Berjarak dua kilometer dari kota Tondano terdapat Kampung Jawa Tondano atau sering juga disebut Kampung Jaton, merupakan salah satu kelurahan yang berada di kecamatan Tondano Utara, berpenghuni lebih dari 1800 jiwa. Warga Kampung Jaton merupakan keturunan pengikut Pangeran Diponegoro yang dibuang ke Tondano pada tahun 1929, serta keturunan para pejuang lainnya. Kampung Jaton dan Kiai Modjo sangat erat kaitannya. Karena Kiai Modjo dan pengikutnya yang mendirikan perkampungan tersebut.



Memasuki Kampung Jaton, Anda akan disambut Masjid Agung Al Falah, yang dibangun bersamaan dengan dibangunnya kampung tersebut. Dengan menggunakan konsep sebagaimana model masjid di Jawa pada masa lalu, masjid ini masih bisa menggambarkan sisa-sisa kebudayaan Kiai Modjo dan pengikutnya. Meskipun sudah beberapa kali direnovasi, namun bentuk utama dan tempat-tempat tertentu dari bagian masjid masih tetap dipertahankan sampai saat ini. Sokoguru (tiang penyangga) yang berjumlah empat dan menjulang setinggi kurang lebih 20 meter dibuat dari kayu utuh. Bagian bawah sokoguru ini dihiasi dengan ukiran khas Jawa. Mimbar kutbah pun masih asli, dihiasi dengan ukiran-ukiran kaligrafi Islam hampir di setiap bagiannya.  

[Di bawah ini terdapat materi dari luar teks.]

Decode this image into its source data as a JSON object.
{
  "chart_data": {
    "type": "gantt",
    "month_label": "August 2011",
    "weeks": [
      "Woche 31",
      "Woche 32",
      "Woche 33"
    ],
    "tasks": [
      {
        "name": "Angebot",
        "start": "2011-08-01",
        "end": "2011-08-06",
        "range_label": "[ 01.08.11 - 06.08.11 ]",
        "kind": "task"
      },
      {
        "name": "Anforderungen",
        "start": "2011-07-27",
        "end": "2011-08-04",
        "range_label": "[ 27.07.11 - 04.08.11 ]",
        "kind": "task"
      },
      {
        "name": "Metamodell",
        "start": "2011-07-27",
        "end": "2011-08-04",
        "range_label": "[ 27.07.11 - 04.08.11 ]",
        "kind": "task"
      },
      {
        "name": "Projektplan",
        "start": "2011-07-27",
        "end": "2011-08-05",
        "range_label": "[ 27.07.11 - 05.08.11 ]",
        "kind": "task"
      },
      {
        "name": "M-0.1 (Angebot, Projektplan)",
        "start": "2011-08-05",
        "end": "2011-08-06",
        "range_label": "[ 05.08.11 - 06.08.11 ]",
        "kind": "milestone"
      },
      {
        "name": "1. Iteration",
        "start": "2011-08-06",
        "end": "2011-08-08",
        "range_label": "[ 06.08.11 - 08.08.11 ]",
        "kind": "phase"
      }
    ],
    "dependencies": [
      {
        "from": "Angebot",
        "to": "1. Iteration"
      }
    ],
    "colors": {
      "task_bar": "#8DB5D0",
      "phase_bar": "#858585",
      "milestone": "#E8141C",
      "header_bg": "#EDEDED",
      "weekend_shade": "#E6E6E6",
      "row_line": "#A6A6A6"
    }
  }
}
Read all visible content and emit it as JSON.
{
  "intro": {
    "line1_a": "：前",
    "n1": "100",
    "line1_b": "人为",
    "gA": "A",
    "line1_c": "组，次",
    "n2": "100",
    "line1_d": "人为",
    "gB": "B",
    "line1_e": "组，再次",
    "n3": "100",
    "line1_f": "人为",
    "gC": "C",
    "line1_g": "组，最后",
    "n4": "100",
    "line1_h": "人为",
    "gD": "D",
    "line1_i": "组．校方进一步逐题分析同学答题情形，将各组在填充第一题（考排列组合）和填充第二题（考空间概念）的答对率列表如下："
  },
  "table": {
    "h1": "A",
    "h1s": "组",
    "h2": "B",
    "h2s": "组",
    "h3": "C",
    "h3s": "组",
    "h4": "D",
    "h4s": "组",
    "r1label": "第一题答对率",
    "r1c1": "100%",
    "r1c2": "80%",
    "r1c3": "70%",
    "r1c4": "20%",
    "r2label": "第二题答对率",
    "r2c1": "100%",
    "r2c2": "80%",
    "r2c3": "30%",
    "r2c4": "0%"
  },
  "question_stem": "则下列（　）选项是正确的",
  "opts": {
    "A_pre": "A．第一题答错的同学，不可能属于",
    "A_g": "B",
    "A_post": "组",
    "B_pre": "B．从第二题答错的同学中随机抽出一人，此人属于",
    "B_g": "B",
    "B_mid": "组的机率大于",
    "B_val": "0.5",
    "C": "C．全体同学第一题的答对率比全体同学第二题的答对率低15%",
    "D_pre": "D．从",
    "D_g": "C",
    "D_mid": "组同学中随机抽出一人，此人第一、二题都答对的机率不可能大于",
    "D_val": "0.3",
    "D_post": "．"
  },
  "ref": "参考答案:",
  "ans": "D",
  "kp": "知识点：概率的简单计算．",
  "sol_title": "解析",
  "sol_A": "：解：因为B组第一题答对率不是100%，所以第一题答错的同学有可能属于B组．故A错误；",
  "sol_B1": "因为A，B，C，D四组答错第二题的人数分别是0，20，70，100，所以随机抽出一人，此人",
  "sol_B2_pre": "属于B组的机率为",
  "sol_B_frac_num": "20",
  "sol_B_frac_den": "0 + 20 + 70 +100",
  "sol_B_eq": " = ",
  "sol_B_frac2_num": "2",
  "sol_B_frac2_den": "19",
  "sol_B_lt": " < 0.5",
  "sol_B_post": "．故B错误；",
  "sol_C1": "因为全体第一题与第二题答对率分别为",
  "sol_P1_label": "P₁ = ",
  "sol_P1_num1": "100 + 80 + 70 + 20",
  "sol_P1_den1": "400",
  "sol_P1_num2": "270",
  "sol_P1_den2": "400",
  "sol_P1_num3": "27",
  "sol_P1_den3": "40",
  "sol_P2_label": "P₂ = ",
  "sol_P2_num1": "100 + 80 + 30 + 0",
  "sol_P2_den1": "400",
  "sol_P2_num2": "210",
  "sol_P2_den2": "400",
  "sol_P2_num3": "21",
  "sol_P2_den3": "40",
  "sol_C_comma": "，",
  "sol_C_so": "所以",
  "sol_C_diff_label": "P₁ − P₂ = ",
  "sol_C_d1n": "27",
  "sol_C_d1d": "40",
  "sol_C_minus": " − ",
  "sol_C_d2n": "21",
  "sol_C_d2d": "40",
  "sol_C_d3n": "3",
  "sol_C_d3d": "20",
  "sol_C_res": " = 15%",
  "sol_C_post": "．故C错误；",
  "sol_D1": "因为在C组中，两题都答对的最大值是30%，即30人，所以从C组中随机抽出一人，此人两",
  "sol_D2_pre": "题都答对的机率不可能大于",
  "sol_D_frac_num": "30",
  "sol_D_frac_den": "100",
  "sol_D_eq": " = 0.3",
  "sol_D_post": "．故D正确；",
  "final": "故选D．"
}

Jejak Kiai Modjo dan Kiai Rifa'i

Berjarak satu kilometer dari Kampung Jaton terdapat kompleks makam  Kiai Modjo dan para pengikutnya. Di tempat ini juga dimakamkan salah satu pahlawan nasional, KH Ahmad Rifa’i asal Kendal. Kompleks makam ini terletak di daerah perbukitan di Desa Wulauan, Kecamatan Tolimambot. Karena letaknya berada di atas bukit, peziarah bisa menyaksikan pemandangan sebagian kota serta danau Tondano. Selain itu,  ada beberapa bagian dari kompleks pemakaman ini yang bisa dijelajahi seperti adanya batu nisan yang konon bisa mengeluarkan bunyi seperti gamelan.
Menuju makam Kiai Modjo, peziarah harus menaiki undakan menuju ke arah puncak bukit, berjarak sekitar 100 meter dari tepi jalan. Di depan ''gerbang'' undakan, di mana pintu pagar pertama berada, ada papan nama serta penjelasan singkat tentang Makam Kiai Modjo yang mulai terlihat usang, serta papan nama Pahlawan Nasional KH Ahmad Rifa’i yang terlihat masih baru.
Papan nama di pintu undakan menceritakan bahwa rombongan Kiai Mojo yang tiba di Tondano pada akhir tahun 1929 itu berjumlah 63 orang, dan semuanya laki-laki. Mereka kemudian menikah dengan wanita Minahasa, di antaranya bermarga Supit, Sahelangi, Tombokan, Rondonuwu, Karinda, Ratulangi, Rumbajan, Malonda, Tombuku, Kotabunan, dan Tumbelaka, dan kemudian beranak pinak di Kampung Jaton di Tondano.  Papan tersebut juga menyebutkan bahwa Kiai Mojo, yang nama aslinya adalah Kiai Muslim Muhammad Halifah, lahir pada 1764 dan wafat pada 20 Desember 1849.
Ada sebuah tengara yang dipahat di dinding tembok sebelah kiri pintu gerbang undakan, yang menunjukkan tahun pemugaran kompleks Makam Kiai Modjo yang diresmikan oleh Prof. Dr. Haryati Soebadio pada 1981. Makam Kiai Mojo, satu-satunya makam di dalam kompleks yang memiliki undakan sembilan.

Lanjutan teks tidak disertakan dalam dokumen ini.